Williamson comes to this point after defining “corporatism” as something practiced by the Mussolini regime in the 1930s. But this sort of federal government overreach and the picking of winners should sound familiar in America. Or have we already forgotten “too big to fail,” billions in bailouts to favored corporate entities, and the job-killing regulations that were the hallmark of the Obama administration? All that would return should Warren be elected and enact her $2 trillion plan for “economic patriotism,” the sordid details of which she posted earlier this week. (Hint: It’s a command-and-control economy at a cost of millions of jobs and billions in deficit spending, as the promised revenues will never come to pass.)

Of course, all this could be nothing more than posturing to compete with frontrunner Joe Biden, who revealed his own economic plans this week, too. But it’s a little scary for someone like Warren to simply dictate how we’ll divest ourselves from (for example) an energy industry that employs millions, creates billions in revenue for federal, state, and local governments, and makes energy affordable for people to commute, travel, and generally improve the quality of their lives. Given the limitations and fluctuations of sunshine and usable wind we receive, do we really want to stake our future on those unreliable elements?

If it were up to Elizabeth Warren, corporations would be forced into better citizenry by way of an annual toll to the government in exchange for the “freedom” to operate in a manner more or less consistent with the designs of some unelected bureaucrat deep in the bowels of some Beltway office building. Uh, no thanks.

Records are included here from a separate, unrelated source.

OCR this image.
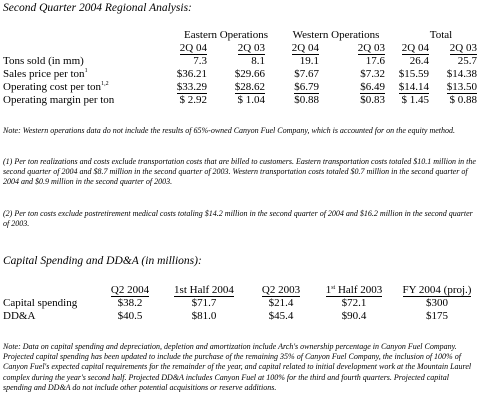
Second Quarter 2004 Regional Analysis:
Eastern Operations	Western Operations	Total
2Q 04	2Q 03 2Q 04	2Q 03 2Q 04 2Q 03
Tons sold (in mm)	7.3	8.1	19.1	17.6 26.4	25.7
Sales price per ton$^1$	$36.21	$29.66	$7.67	$7.32 $15.59 $14.38
Operating cost per ton$^{1,2}$	$33.29	$28.62	$6.79	$6.49 $14.14 $13.50
Operating margin per ton	$ 2.92	$ 1.04	$0.88	$0.83 $ 1.45 $ 0.88
Note: Western operations data do not include the results of 65%-owned Canyon Fuel Company, which is accounted for on the equity method.
(1) Per ton realizations and costs exclude transportation costs that are billed to customers. Eastern transportation costs totaled $10.1 million in the second quarter of 2004 and $8.7 million in the second quarter of 2003. Western transportation costs totaled $0.7 million in the second quarter of 2004 and $0.9 million in the second quarter of 2003.
(2) Per ton costs exclude postretirement medical costs totaling $14.2 million in the second quarter of 2004 and $16.2 million in the second quarter of 2003.
Capital Spending and DD&A (in millions):
Q2 2004	1st Half 2004	Q2 2003	1st Half 2003	FY 2004 (proj.)
Capital spending	$38.2	$71.7	$21.4	$72.1	$300
DD&A	$40.5	$81.0	$45.4	$90.4	$175
Note: Data on capital spending and depreciation, depletion and amortization include Arch's ownership percentage in Canyon Fuel Company. Projected capital spending has been updated to include the purchase of the remaining 35% of Canyon Fuel Company, the inclusion of 100% of Canyon Fuel's expected capital requirements for the remainder of the year, and capital related to initial development work at the Mountain Laurel complex during the year's second half. Projected DD&A includes Canyon Fuel at 100% for the third and fourth quarters. Projected capital spending and DD&A do not include other potential acquisitions or reserve additions.
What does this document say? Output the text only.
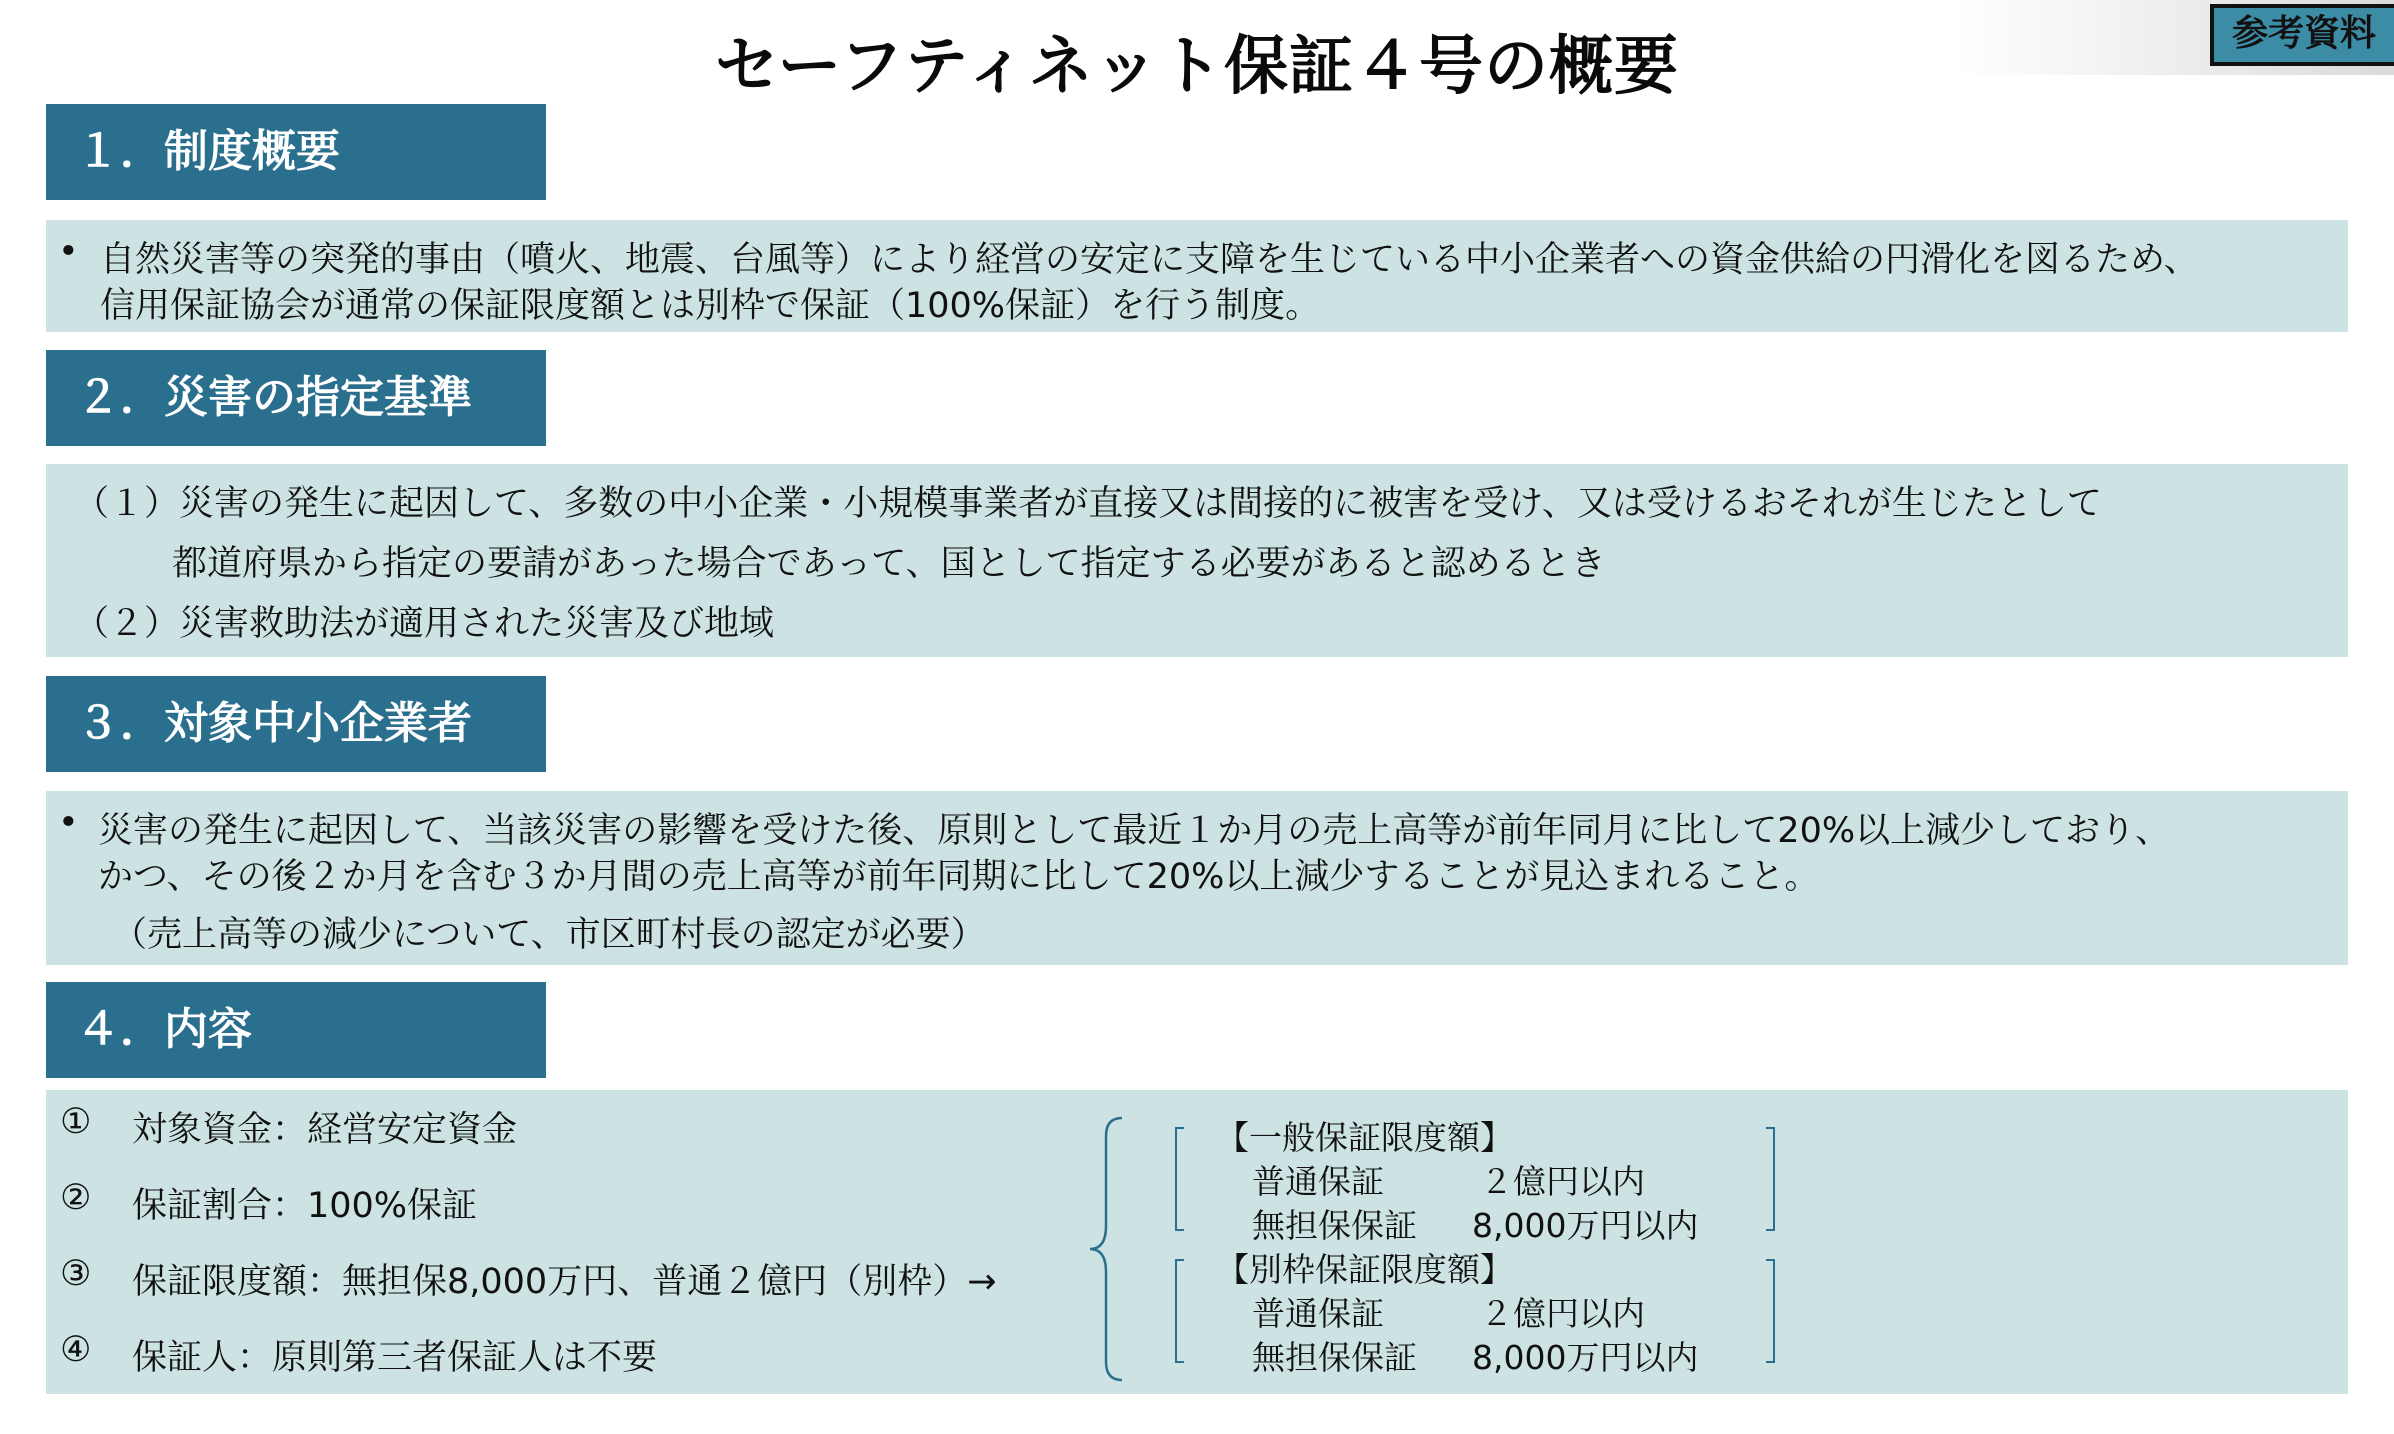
セーフティネット保証４号の概要	参考資料
１．制度概要
• 自然災害等の突発的事由（噴火、地震、台風等）により経営の安定に支障を生じている中小企業者への資金供給の円滑化を図るため、
信用保証協会が通常の保証限度額とは別枠で保証（100%保証）を行う制度。
２．災害の指定基準
（１）災害の発生に起因して、多数の中小企業・小規模事業者が直接又は間接的に被害を受け、又は受けるおそれが生じたとして
都道府県から指定の要請があった場合であって、国として指定する必要があると認めるとき
（２）災害救助法が適用された災害及び地域
３．対象中小企業者
• 災害の発生に起因して、当該災害の影響を受けた後、原則として最近１か月の売上高等が前年同月に比して20%以上減少しており、
かつ、その後２か月を含む３か月間の売上高等が前年同期に比して20%以上減少することが見込まれること。
（売上高等の減少について、市区町村長の認定が必要）
４．内容
① 対象資金：経営安定資金
② 保証割合：100%保証
③ 保証限度額：無担保8,000万円、普通２億円（別枠）→
④ 保証人：原則第三者保証人は不要
【一般保証限度額】
普通保証	２億円以内
無担保保証 8,000万円以内
【別枠保証限度額】
普通保証	２億円以内
無担保保証 8,000万円以内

But somewhere out there are plenty of real voters who’d be happy to see a progressive, profit-hungry company like Facebook broken up and made to play by tough new rules and regulations sold as a way to give the little guy more power. And if those voters had cast their ballots for Donald Trump in 2016 but have since been persuaded by the mainstream media’s endless stream of anti-Trump propaganda, their votes may go elsewhere in November 2020. Populism and corporatism are both seductive that way — and so was the apple in the Garden of Eden.